With each of the assigned exercises, take note of your pain and its characteristics. Get away from the adage of "no pain, no gain," and start listening to what your body is telling you. Don't push past three on the pain scale, unless your rehab program involves exercises to break up scar tissue (e.g., during recovery from a rotator cuff injury), in which case your therapist may allow a higher pain rating.

It's also important to pay attention to how you feel after a therapy session or homework. Note how long it takes your body to recover from the discomfort. You may have experienced a fairly high pain scale, but a few hours later you feel remarkably better—or the exact opposite. Always report these feelings back to your therapist.

Breathing

A 2010 University of Arizona study found slow, meditative breathing can reduce a person's perception of pain. Sign up for a meditation class and practice your breathing. (Read Breathing Techniques to Improve Recovery.)

Stay Active

Rehab drastically alters your usual workout schedule, suppressing your habitual endorphin high. Ask your therapist for alternative and safe workouts to continue training your body. Rehabbing an ankle shouldn't stop you from challenging your healthy upper body.

Measure Your Progress

Measure your rehab progress just as intently as you do your athletic progress. Keep a journal to track pain perception and intensity. Always share this with your therapist.

Returning to Normal

Once you've been given the green light to resume normal activity, think moderation. Begin with easy workouts, always paying attention to how you feel and your recovery. Pay attention to your pain scale and avoid workouts that push you past the middle of the scale. Extend your workouts only when you feel no acute pain.

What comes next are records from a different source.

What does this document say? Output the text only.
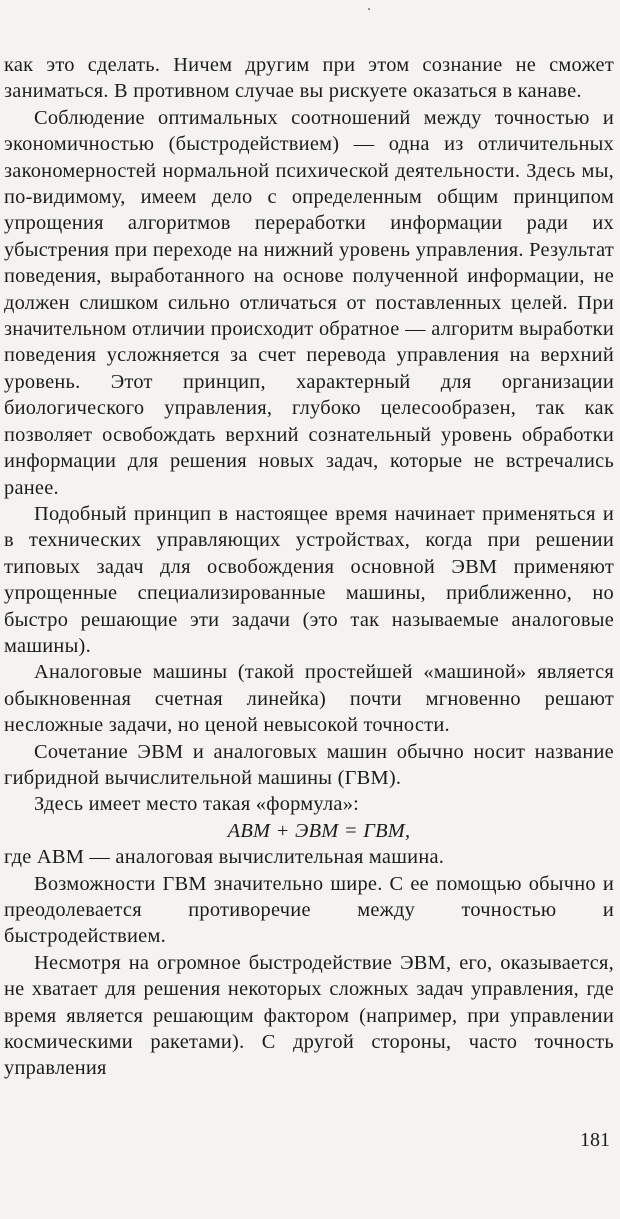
как это сделать. Ничем другим при этом сознание не сможет заниматься. В противном случае вы рискуете оказаться в канаве.

Соблюдение оптимальных соотношений между точностью и экономичностью (быстродействием) — одна из отличительных закономерностей нормальной психической деятельности. Здесь мы, по-видимому, имеем дело с определенным общим принципом упрощения алгоритмов переработки информации ради их убыстрения при переходе на нижний уровень управления. Результат поведения, выработанного на основе полученной информации, не должен слишком сильно отличаться от поставленных целей. При значительном отличии происходит обратное — алгоритм выработки поведения усложняется за счет перевода управления на верхний уровень. Этот принцип, характерный для организации биологического управления, глубоко целесообразен, так как позволяет освобождать верхний сознательный уровень обработки информации для решения новых задач, которые не встречались ранее.

Подобный принцип в настоящее время начинает применяться и в технических управляющих устройствах, когда при решении типовых задач для освобождения основной ЭВМ применяют упрощенные специализированные машины, приближенно, но быстро решающие эти задачи (это так называемые аналоговые машины).

Аналоговые машины (такой простейшей «машиной» является обыкновенная счетная линейка) почти мгновенно решают несложные задачи, но ценой невысокой точности.

Сочетание ЭВМ и аналоговых машин обычно носит название гибридной вычислительной машины (ГВМ).

Здесь имеет место такая «формула»:

АВМ + ЭВМ = ГВМ,

где АВМ — аналоговая вычислительная машина.

Возможности ГВМ значительно шире. С ее помощью обычно и преодолевается противоречие между точностью и быстродействием.

Несмотря на огромное быстродействие ЭВМ, его, оказывается, не хватает для решения некоторых сложных задач управления, где время является решающим фактором (например, при управлении космическими ракетами). С другой стороны, часто точность управления

181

Also, use breathing to increase your endurance and maximize positive emotions, which are essential to keep pain at a manageable level. Continue to journal your workouts, and notice which workouts feel better and which push you toward the injury zone.

If chronic pain occurs, see a specialist and look at biomechanics, muscle imbalance or the potential of an overuse injury. When it comes to signals from the body, listening might be your best route to longevity as an athlete.